Along with that huge portfolio of brands, Brown-Forman also owns their own cooperage, where barrels are made daily for their wide range of products. Coopers’ Craft celebrates that cooperage by highlighting the effects of wood on the bourbon. This is primarily accomplished through two steps- toasting their barrel staves before charring them, and then a filtering process that uses birch and beech wood.
Coopers’ Craft is packaged in a round non-descript bottle with a metal screw top. I’m not saying they completely mailed it in on this packaging, but they certainly didn’t try to make it appeal to serious bourbon aficionados.
This is light brown and gold, and the very low bottling proof is plainly evident in the glass.

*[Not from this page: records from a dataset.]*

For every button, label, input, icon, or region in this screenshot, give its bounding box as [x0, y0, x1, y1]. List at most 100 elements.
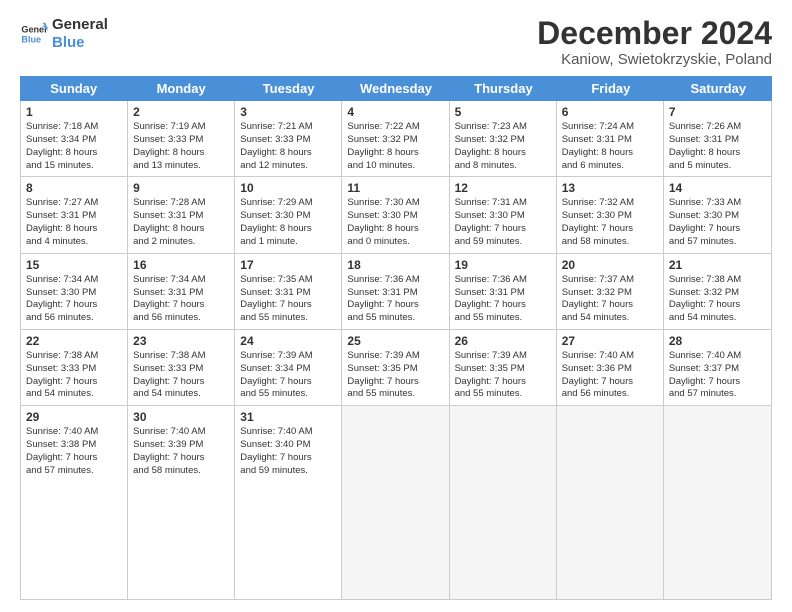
day-30: 30 Sunrise: 7:40 AM Sunset: 3:39 PM Dayl…: [128, 406, 235, 599]
calendar-header: Sunday Monday Tuesday Wednesday Thursday…: [20, 76, 772, 101]
day-7-daylight: Daylight: 8 hours: [669, 147, 766, 160]
svg-text:Blue: Blue: [21, 34, 41, 44]
day-18-daylight2: and 55 minutes.: [347, 312, 443, 325]
day-7-sunrise: Sunrise: 7:26 AM: [669, 121, 766, 134]
day-21-sunrise: Sunrise: 7:38 AM: [669, 274, 766, 287]
day-13-daylight2: and 58 minutes.: [562, 236, 658, 249]
day-15-sunrise: Sunrise: 7:34 AM: [26, 274, 122, 287]
day-28-daylight2: and 57 minutes.: [669, 388, 766, 401]
day-27-sunset: Sunset: 3:36 PM: [562, 363, 658, 376]
day-19: 19 Sunrise: 7:36 AM Sunset: 3:31 PM Dayl…: [450, 254, 557, 329]
day-11-daylight2: and 0 minutes.: [347, 236, 443, 249]
day-21-daylight: Daylight: 7 hours: [669, 299, 766, 312]
day-16-daylight: Daylight: 7 hours: [133, 299, 229, 312]
day-12-sunrise: Sunrise: 7:31 AM: [455, 197, 551, 210]
day-14-daylight2: and 57 minutes.: [669, 236, 766, 249]
day-20-sunrise: Sunrise: 7:37 AM: [562, 274, 658, 287]
day-18: 18 Sunrise: 7:36 AM Sunset: 3:31 PM Dayl…: [342, 254, 449, 329]
day-30-daylight2: and 58 minutes.: [133, 465, 229, 478]
empty-2: [450, 406, 557, 599]
day-29-sunrise: Sunrise: 7:40 AM: [26, 426, 122, 439]
day-17: 17 Sunrise: 7:35 AM Sunset: 3:31 PM Dayl…: [235, 254, 342, 329]
day-num-5: 5: [455, 105, 551, 119]
day-5-daylight2: and 8 minutes.: [455, 160, 551, 173]
day-12: 12 Sunrise: 7:31 AM Sunset: 3:30 PM Dayl…: [450, 177, 557, 252]
day-29-daylight2: and 57 minutes.: [26, 465, 122, 478]
day-10-daylight2: and 1 minute.: [240, 236, 336, 249]
day-num-10: 10: [240, 181, 336, 195]
day-13-sunrise: Sunrise: 7:32 AM: [562, 197, 658, 210]
day-num-18: 18: [347, 258, 443, 272]
day-9-sunset: Sunset: 3:31 PM: [133, 210, 229, 223]
day-6: 6 Sunrise: 7:24 AM Sunset: 3:31 PM Dayli…: [557, 101, 664, 176]
empty-3: [557, 406, 664, 599]
day-num-17: 17: [240, 258, 336, 272]
day-3-daylight2: and 12 minutes.: [240, 160, 336, 173]
day-23-sunrise: Sunrise: 7:38 AM: [133, 350, 229, 363]
day-24-daylight: Daylight: 7 hours: [240, 376, 336, 389]
day-12-daylight: Daylight: 7 hours: [455, 223, 551, 236]
day-22-daylight: Daylight: 7 hours: [26, 376, 122, 389]
day-24-daylight2: and 55 minutes.: [240, 388, 336, 401]
day-19-sunset: Sunset: 3:31 PM: [455, 287, 551, 300]
day-1-daylight2: and 15 minutes.: [26, 160, 122, 173]
day-num-25: 25: [347, 334, 443, 348]
day-26-daylight2: and 55 minutes.: [455, 388, 551, 401]
day-4: 4 Sunrise: 7:22 AM Sunset: 3:32 PM Dayli…: [342, 101, 449, 176]
day-10-daylight: Daylight: 8 hours: [240, 223, 336, 236]
day-9-sunrise: Sunrise: 7:28 AM: [133, 197, 229, 210]
day-19-daylight2: and 55 minutes.: [455, 312, 551, 325]
day-3-daylight: Daylight: 8 hours: [240, 147, 336, 160]
day-21-sunset: Sunset: 3:32 PM: [669, 287, 766, 300]
day-21: 21 Sunrise: 7:38 AM Sunset: 3:32 PM Dayl…: [664, 254, 771, 329]
day-11-daylight: Daylight: 8 hours: [347, 223, 443, 236]
day-20-daylight: Daylight: 7 hours: [562, 299, 658, 312]
header-thursday: Thursday: [450, 76, 557, 101]
day-26: 26 Sunrise: 7:39 AM Sunset: 3:35 PM Dayl…: [450, 330, 557, 405]
day-2: 2 Sunrise: 7:19 AM Sunset: 3:33 PM Dayli…: [128, 101, 235, 176]
main-title: December 2024: [537, 16, 772, 51]
day-22: 22 Sunrise: 7:38 AM Sunset: 3:33 PM Dayl…: [21, 330, 128, 405]
day-12-daylight2: and 59 minutes.: [455, 236, 551, 249]
header-wednesday: Wednesday: [342, 76, 449, 101]
day-num-11: 11: [347, 181, 443, 195]
day-2-sunrise: Sunrise: 7:19 AM: [133, 121, 229, 134]
day-30-daylight: Daylight: 7 hours: [133, 452, 229, 465]
day-29-sunset: Sunset: 3:38 PM: [26, 439, 122, 452]
day-31-daylight2: and 59 minutes.: [240, 465, 336, 478]
header-sunday: Sunday: [20, 76, 127, 101]
day-29-daylight: Daylight: 7 hours: [26, 452, 122, 465]
day-num-8: 8: [26, 181, 122, 195]
day-18-sunset: Sunset: 3:31 PM: [347, 287, 443, 300]
day-16-sunrise: Sunrise: 7:34 AM: [133, 274, 229, 287]
day-30-sunset: Sunset: 3:39 PM: [133, 439, 229, 452]
day-31-sunset: Sunset: 3:40 PM: [240, 439, 336, 452]
day-23-sunset: Sunset: 3:33 PM: [133, 363, 229, 376]
day-14-sunset: Sunset: 3:30 PM: [669, 210, 766, 223]
day-1: 1 Sunrise: 7:18 AM Sunset: 3:34 PM Dayli…: [21, 101, 128, 176]
day-4-sunset: Sunset: 3:32 PM: [347, 134, 443, 147]
day-30-sunrise: Sunrise: 7:40 AM: [133, 426, 229, 439]
day-num-13: 13: [562, 181, 658, 195]
day-6-daylight: Daylight: 8 hours: [562, 147, 658, 160]
day-17-sunset: Sunset: 3:31 PM: [240, 287, 336, 300]
day-num-1: 1: [26, 105, 122, 119]
day-10-sunrise: Sunrise: 7:29 AM: [240, 197, 336, 210]
day-num-3: 3: [240, 105, 336, 119]
day-20-sunset: Sunset: 3:32 PM: [562, 287, 658, 300]
header-friday: Friday: [557, 76, 664, 101]
day-20: 20 Sunrise: 7:37 AM Sunset: 3:32 PM Dayl…: [557, 254, 664, 329]
day-9-daylight2: and 2 minutes.: [133, 236, 229, 249]
day-15-daylight2: and 56 minutes.: [26, 312, 122, 325]
day-25-sunset: Sunset: 3:35 PM: [347, 363, 443, 376]
title-block: December 2024 Kaniow, Swietokrzyskie, Po…: [537, 16, 772, 68]
day-28: 28 Sunrise: 7:40 AM Sunset: 3:37 PM Dayl…: [664, 330, 771, 405]
day-15-daylight: Daylight: 7 hours: [26, 299, 122, 312]
day-7: 7 Sunrise: 7:26 AM Sunset: 3:31 PM Dayli…: [664, 101, 771, 176]
day-9: 9 Sunrise: 7:28 AM Sunset: 3:31 PM Dayli…: [128, 177, 235, 252]
day-8: 8 Sunrise: 7:27 AM Sunset: 3:31 PM Dayli…: [21, 177, 128, 252]
logo: General Blue General Blue: [20, 16, 108, 52]
day-28-daylight: Daylight: 7 hours: [669, 376, 766, 389]
day-num-2: 2: [133, 105, 229, 119]
day-11-sunrise: Sunrise: 7:30 AM: [347, 197, 443, 210]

Hints of beech wood, oak, and honey greet the nose. Overall, it’s not a greatly complex set of aromas, with the wood the most easily detectable of the otherwise mild product.
This starts out extremely mild and sweet on the tip of the tongue and really never ranges too far past that. The wood is evident, though it’s certainly not a heavily “woody” bourbon. The filtering process does impart a slight beech and birch profile to this bourbon, but even that is not overt. Aside from that note, this is pretty much straight forward low proof Old Forester.

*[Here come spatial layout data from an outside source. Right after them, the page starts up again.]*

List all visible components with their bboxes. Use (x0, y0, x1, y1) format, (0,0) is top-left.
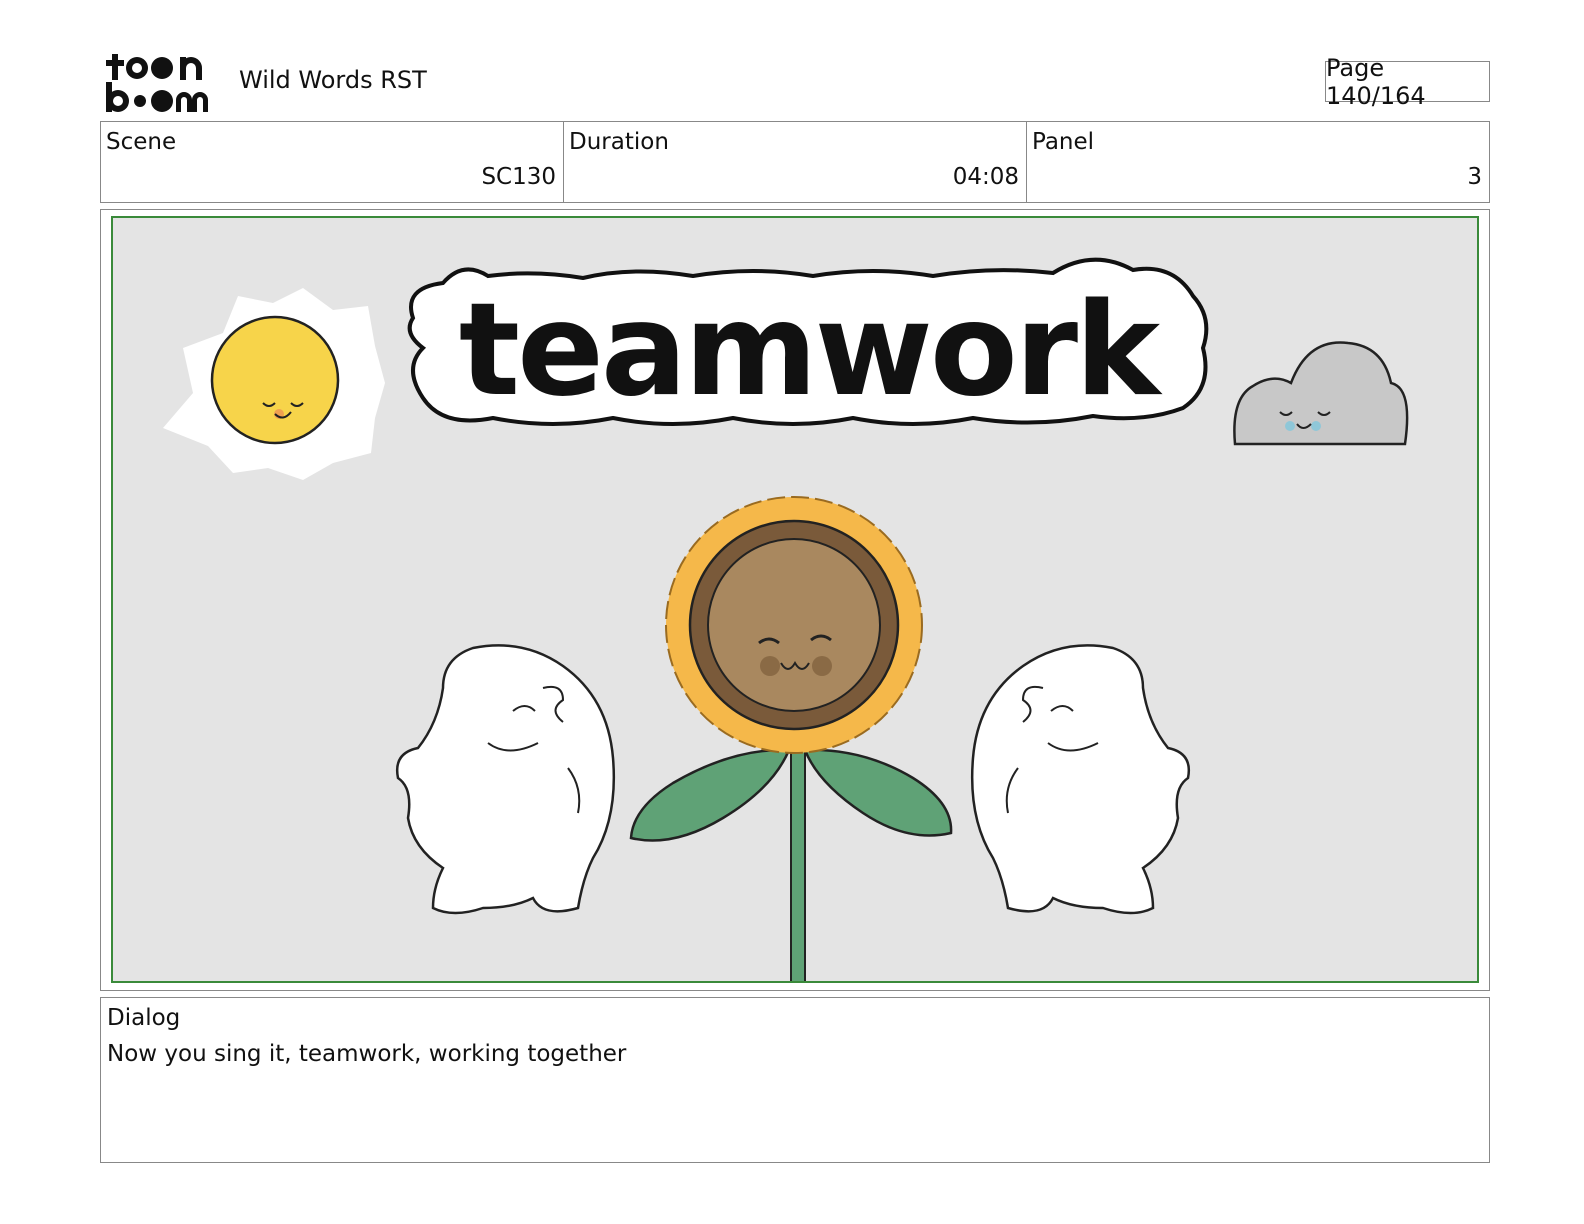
duration-value: 04:08 (952, 164, 1019, 190)
toon-boom-logo (104, 50, 216, 114)
dialog-box: Dialog Now you sing it, teamwork, workin… (100, 997, 1490, 1163)
sunflower-character (665, 496, 923, 754)
panel-cell: Panel 3 (1027, 122, 1489, 202)
sunflower-stem (629, 742, 953, 981)
sun-character (210, 315, 340, 445)
panel-label: Panel (1032, 129, 1095, 155)
left-blob-character (395, 644, 616, 915)
duration-cell: Duration 04:08 (564, 122, 1027, 202)
scene-label: Scene (106, 129, 177, 155)
cloud-character (1233, 341, 1409, 446)
page-number: Page 140/164 (1325, 54, 1490, 110)
scene-cell: Scene SC130 (101, 122, 564, 202)
right-blob-character (970, 644, 1191, 915)
duration-label: Duration (569, 129, 669, 155)
info-table: Scene SC130 Duration 04:08 Panel 3 (100, 121, 1490, 203)
panel-artwork: teamwork (111, 216, 1479, 983)
scene-value: SC130 (481, 164, 556, 190)
headline-text: teamwork (459, 276, 1163, 425)
dialog-label: Dialog (107, 1005, 181, 1031)
dialog-text: Now you sing it, teamwork, working toget… (107, 1041, 627, 1067)
project-title: Wild Words RST (239, 66, 427, 94)
panel-value: 3 (1467, 164, 1482, 190)
storyboard-panel: teamwork (100, 209, 1490, 991)
headline-banner: teamwork (407, 257, 1209, 426)
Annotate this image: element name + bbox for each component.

If you like Old Forester, my suggestion would be to stick to Old Forester. There’s certainly nothing wrong with this bourbon, but at $32.99, it’s as expensive as Old Forester Signature, which at 100 proof is a superior and more complex bourbon. In fact, the low proof on this is probably a double-edged sword for Brown-Forman. Any stronger, and the alcohol would likely overwhelm the subtle barrel flavors they’re going for. To remedy that, they would have had to barrel this at a higher proof, but also put some significant age on this bottle, more than what I would guess to be the current 4ish years old, and that clearly wasn’t in the business plan. At 82.2 proof, this comes off as a little bland, somewhat boring, and completely redundant given the other Old Forester labels already available.
ModernThirst.com Score: 84 out of 100
Under aged, under proofed, and unremarkable. There's nothing inherently wrong with this bourbon except that there's nothing particularly good about it. With a wide range of Old Forester labels already on the market, this is redundant.